Medidas estrella que quedan en suspenso

Entre las reformas planteadas en el decreto y que ahora quedan en el aire se encuentran:

  • Mayor vigilancia y control técnico sobre las compañías responsables de la red eléctrica y su capacidad para gestionar picos, oscilaciones y tensión.
  • Facilidades para el almacenamiento de energía, consideración de utilidad pública, hibridación de baterías y reducción de trámites.
  • Impulso decidido al autoconsumo y a las comunidades energéticas, ampliando el radio para instalaciones colectivas y creando nuevas figuras de representación.
  • Bonificaciones y exenciones para industrias electrointensivas y para la electrificación de hogares y empresas, incluyendo deducciones en impuestos.
  • Medidas para asegurar la retribución de plantas renovables antiguas frente a la volatilidad de precios en el mercado eléctrico.
  • Plan específico para agilizar la conexión de puntos de recarga y apoyar la expansión del coche eléctrico.

La norma también permitía a los ayuntamientos ofrecer bonificaciones fiscales en el IBI e ICIO para tecnologías como la aerotermia o la geotermia, y reducía los tiempos de tramitación para repotenciar instalaciones existentes.

Por otra parte, la actualización de la planificación de las redes eléctricas cada tres años, así como la posibilidad para Red Eléctrica de centralizar los datos de millones de contadores inteligentes, eran otras de las apuestas del texto para modernizar la gestión energética.

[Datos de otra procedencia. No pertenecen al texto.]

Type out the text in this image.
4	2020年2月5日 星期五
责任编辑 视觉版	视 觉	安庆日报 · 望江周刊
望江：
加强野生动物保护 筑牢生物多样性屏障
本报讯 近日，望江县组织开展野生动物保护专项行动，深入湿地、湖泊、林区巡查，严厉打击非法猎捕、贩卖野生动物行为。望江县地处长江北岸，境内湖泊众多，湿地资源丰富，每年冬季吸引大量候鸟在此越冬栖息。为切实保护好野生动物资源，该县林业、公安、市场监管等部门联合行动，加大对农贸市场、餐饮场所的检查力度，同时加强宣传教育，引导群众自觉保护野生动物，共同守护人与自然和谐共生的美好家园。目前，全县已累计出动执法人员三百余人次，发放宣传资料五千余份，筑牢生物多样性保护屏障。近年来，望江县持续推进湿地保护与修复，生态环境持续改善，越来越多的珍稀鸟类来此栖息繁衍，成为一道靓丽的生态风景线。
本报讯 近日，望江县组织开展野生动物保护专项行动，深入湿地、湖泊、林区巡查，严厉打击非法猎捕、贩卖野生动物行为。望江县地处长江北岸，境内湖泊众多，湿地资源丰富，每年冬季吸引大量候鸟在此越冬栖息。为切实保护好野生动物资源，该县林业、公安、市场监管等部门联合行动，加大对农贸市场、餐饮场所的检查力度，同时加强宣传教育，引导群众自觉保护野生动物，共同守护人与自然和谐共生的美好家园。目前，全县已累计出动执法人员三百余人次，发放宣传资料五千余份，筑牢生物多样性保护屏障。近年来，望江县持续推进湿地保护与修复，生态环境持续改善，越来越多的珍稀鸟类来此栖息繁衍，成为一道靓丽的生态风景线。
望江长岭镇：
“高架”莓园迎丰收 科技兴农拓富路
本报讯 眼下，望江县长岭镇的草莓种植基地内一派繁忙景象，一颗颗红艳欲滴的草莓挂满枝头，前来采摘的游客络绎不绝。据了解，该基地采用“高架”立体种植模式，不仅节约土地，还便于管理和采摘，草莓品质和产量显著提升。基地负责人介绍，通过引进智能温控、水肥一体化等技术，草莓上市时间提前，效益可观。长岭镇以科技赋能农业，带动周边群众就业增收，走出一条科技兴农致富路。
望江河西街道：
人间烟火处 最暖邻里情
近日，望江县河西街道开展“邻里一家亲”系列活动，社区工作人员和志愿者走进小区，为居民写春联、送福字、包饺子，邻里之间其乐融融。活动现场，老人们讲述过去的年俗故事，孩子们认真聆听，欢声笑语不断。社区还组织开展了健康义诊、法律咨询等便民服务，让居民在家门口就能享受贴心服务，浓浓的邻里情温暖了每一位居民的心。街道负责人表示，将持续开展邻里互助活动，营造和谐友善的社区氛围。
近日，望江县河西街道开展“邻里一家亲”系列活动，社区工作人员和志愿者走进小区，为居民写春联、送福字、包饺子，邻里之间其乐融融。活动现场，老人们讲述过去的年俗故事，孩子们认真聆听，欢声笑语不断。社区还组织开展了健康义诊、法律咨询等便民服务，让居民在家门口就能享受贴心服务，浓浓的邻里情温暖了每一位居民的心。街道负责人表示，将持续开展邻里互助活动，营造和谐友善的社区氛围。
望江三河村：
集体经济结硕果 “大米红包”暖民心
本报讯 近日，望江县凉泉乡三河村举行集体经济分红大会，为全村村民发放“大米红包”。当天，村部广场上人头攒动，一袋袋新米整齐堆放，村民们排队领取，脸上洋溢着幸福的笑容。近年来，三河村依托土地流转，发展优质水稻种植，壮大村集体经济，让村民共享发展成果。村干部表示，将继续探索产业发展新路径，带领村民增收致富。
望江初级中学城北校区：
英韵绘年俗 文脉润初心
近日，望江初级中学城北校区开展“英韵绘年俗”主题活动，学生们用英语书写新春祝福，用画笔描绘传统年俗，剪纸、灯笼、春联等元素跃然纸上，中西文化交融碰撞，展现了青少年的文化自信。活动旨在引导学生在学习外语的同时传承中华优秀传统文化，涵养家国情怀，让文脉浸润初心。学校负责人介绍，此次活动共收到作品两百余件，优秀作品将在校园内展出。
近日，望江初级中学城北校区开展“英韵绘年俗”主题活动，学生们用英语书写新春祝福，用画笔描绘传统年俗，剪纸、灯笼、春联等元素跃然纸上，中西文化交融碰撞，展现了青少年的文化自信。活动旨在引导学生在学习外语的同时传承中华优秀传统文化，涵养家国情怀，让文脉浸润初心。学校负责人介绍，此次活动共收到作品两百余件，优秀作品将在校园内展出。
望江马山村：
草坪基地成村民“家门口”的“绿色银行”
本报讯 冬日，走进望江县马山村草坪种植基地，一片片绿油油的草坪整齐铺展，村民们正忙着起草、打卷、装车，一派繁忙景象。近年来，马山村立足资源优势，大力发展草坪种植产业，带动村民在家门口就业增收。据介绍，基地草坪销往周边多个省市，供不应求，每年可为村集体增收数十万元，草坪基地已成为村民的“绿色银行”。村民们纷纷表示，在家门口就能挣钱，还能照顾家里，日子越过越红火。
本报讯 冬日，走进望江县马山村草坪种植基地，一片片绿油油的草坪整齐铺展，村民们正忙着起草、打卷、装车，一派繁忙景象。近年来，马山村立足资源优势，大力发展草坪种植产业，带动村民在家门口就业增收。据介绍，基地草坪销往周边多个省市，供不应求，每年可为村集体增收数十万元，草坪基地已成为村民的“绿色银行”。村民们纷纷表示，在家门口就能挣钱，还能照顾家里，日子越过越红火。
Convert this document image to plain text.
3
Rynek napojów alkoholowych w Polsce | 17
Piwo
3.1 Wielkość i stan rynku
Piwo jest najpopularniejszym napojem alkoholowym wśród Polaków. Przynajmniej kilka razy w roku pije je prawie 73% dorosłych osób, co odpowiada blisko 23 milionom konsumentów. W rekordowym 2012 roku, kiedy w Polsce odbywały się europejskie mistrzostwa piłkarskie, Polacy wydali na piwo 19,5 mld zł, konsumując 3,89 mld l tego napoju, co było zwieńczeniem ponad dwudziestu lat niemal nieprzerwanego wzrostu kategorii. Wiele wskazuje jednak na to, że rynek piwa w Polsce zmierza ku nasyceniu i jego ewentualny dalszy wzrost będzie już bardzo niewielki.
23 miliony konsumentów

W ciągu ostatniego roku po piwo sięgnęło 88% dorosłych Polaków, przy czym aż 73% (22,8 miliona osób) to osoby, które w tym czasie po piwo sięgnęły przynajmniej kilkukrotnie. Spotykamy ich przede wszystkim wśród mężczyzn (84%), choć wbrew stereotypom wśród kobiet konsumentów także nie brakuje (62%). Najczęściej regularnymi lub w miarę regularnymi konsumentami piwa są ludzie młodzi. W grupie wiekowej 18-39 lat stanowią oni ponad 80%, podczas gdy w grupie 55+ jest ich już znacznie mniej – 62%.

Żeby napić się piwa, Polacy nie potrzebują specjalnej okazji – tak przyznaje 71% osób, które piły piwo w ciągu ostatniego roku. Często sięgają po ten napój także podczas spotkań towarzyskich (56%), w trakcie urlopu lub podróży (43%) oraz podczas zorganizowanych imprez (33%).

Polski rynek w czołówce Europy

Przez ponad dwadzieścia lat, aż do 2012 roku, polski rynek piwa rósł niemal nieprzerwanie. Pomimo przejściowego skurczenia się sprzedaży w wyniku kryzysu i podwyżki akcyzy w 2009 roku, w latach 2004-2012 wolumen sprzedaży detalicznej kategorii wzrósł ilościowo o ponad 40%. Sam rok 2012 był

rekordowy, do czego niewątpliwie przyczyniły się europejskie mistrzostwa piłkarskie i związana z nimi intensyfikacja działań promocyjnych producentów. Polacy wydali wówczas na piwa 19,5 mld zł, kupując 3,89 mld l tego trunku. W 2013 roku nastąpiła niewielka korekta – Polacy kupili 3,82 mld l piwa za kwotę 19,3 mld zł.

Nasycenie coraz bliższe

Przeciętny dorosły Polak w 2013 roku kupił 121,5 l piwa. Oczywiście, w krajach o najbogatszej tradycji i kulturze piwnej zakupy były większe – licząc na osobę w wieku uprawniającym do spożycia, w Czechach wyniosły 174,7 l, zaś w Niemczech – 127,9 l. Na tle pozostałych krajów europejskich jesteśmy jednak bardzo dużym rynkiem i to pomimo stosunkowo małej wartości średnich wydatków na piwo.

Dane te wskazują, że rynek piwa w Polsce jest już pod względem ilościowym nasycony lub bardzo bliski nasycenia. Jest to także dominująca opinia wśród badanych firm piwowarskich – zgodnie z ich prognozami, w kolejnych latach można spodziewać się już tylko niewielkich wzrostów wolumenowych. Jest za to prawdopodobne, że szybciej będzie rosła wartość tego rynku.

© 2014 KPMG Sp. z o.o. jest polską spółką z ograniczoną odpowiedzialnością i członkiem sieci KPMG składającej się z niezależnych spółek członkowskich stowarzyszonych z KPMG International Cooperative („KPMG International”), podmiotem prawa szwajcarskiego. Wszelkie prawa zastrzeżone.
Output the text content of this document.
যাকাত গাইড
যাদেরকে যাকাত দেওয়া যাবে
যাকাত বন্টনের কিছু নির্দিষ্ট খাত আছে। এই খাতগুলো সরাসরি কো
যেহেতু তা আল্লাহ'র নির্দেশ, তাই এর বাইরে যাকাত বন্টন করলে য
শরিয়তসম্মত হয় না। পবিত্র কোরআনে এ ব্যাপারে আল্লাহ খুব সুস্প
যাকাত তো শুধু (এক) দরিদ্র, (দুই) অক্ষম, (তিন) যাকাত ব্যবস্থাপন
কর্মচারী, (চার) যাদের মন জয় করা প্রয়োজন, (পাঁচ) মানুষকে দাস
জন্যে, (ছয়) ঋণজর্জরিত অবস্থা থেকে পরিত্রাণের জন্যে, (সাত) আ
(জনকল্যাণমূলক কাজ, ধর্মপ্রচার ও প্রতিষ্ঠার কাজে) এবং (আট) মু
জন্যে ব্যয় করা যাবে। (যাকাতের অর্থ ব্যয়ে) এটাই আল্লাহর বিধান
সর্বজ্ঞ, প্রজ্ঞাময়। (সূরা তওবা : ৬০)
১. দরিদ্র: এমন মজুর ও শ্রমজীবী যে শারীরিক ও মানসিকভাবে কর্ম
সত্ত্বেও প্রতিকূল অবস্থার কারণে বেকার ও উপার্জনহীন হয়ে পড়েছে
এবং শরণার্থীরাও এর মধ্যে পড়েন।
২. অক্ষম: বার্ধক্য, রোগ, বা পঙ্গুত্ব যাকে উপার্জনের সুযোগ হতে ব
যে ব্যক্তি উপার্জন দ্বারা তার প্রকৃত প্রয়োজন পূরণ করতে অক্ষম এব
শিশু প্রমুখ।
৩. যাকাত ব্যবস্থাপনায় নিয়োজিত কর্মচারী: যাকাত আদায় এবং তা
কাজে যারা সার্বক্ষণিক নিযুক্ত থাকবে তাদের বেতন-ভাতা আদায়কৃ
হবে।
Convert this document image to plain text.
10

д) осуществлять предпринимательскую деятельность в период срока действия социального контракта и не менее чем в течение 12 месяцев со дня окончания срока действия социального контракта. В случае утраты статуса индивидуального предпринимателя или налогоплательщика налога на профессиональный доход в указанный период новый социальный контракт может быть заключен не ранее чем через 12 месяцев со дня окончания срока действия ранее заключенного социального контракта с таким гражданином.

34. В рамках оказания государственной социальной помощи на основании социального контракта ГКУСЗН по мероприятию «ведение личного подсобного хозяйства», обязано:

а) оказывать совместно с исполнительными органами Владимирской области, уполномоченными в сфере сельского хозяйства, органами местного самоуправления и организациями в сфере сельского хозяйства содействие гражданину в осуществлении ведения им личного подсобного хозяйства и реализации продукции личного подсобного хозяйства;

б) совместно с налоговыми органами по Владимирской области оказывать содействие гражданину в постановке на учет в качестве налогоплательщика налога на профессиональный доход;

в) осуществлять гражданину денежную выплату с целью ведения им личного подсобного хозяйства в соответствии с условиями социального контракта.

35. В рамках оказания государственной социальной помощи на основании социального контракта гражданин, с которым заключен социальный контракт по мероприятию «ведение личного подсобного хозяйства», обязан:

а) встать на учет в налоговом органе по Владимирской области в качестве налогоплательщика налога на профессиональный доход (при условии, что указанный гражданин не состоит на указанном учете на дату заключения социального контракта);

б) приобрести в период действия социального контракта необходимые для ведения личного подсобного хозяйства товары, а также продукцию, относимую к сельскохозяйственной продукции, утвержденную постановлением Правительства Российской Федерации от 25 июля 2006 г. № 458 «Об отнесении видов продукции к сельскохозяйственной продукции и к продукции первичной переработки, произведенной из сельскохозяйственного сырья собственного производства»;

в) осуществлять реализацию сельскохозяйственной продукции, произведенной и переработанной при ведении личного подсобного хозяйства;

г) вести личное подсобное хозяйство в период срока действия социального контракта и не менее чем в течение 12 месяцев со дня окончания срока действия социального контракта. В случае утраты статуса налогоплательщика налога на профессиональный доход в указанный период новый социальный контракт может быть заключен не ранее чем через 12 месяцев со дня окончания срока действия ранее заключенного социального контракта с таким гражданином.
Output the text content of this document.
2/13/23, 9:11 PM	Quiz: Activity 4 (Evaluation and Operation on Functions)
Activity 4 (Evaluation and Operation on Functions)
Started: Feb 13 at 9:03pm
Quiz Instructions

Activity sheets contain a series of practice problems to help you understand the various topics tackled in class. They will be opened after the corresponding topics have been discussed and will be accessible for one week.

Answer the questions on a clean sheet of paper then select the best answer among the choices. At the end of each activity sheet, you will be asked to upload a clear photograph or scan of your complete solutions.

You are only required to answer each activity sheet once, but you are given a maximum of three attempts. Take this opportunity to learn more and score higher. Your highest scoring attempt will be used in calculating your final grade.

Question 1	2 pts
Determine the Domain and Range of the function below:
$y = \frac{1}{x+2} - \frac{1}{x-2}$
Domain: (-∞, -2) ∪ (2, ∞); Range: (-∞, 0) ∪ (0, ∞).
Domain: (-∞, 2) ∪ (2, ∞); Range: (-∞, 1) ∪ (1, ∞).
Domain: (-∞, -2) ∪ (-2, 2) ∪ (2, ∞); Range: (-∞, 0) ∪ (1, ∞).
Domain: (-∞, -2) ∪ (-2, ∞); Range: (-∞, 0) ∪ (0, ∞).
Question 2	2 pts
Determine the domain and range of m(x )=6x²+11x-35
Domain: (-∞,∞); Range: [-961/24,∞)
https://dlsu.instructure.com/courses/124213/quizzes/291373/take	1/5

Previsiones tras el rechazo y reacciones en el sector

El bloqueo parlamentario obliga al Gobierno a replantear su estrategia regulatoria. Fuentes del Ejecutivo admiten que buscarán introducir un texto alternativo lo antes posible, conscientes de que la incertidumbre regulatoria puede frenar inversiones y desincentivar apuestas internacionales en el sector.

La reacción de los principales agentes del sector es de decepción y preocupación. Desde asociaciones empresariales hasta firmas internacionales de inversión, se advierte de un posible frenazo en la transición ecológica, la pérdida de competitividad industrial y el riesgo de que España quede expuesta a nuevos apagones o se aleje de sus objetivos energéticos.

Por su parte, la gran industria y las comunidades autónomas más dependientes de la inversión en renovables presionan para que el tema se retome tras el verano y no se prolongue una situación de inestabilidad que, según afirman, ya está provocando el retraso en ventas de activos o la congelación de desarrollos estratégicos.

El debate político de fondo se sitúa en la capacidad de llegar a consensos en una materia crucial para la economía, la seguridad energética y la lucha contra el cambio climático. A corto plazo, la falta de acuerdo deja a miles de trabajadores, proyectos y empresas en una situación de incertidumbre, además de aumentar el riesgo de nuevas crisis en el sistema eléctrico si no se adoptan medidas estructurales pronto.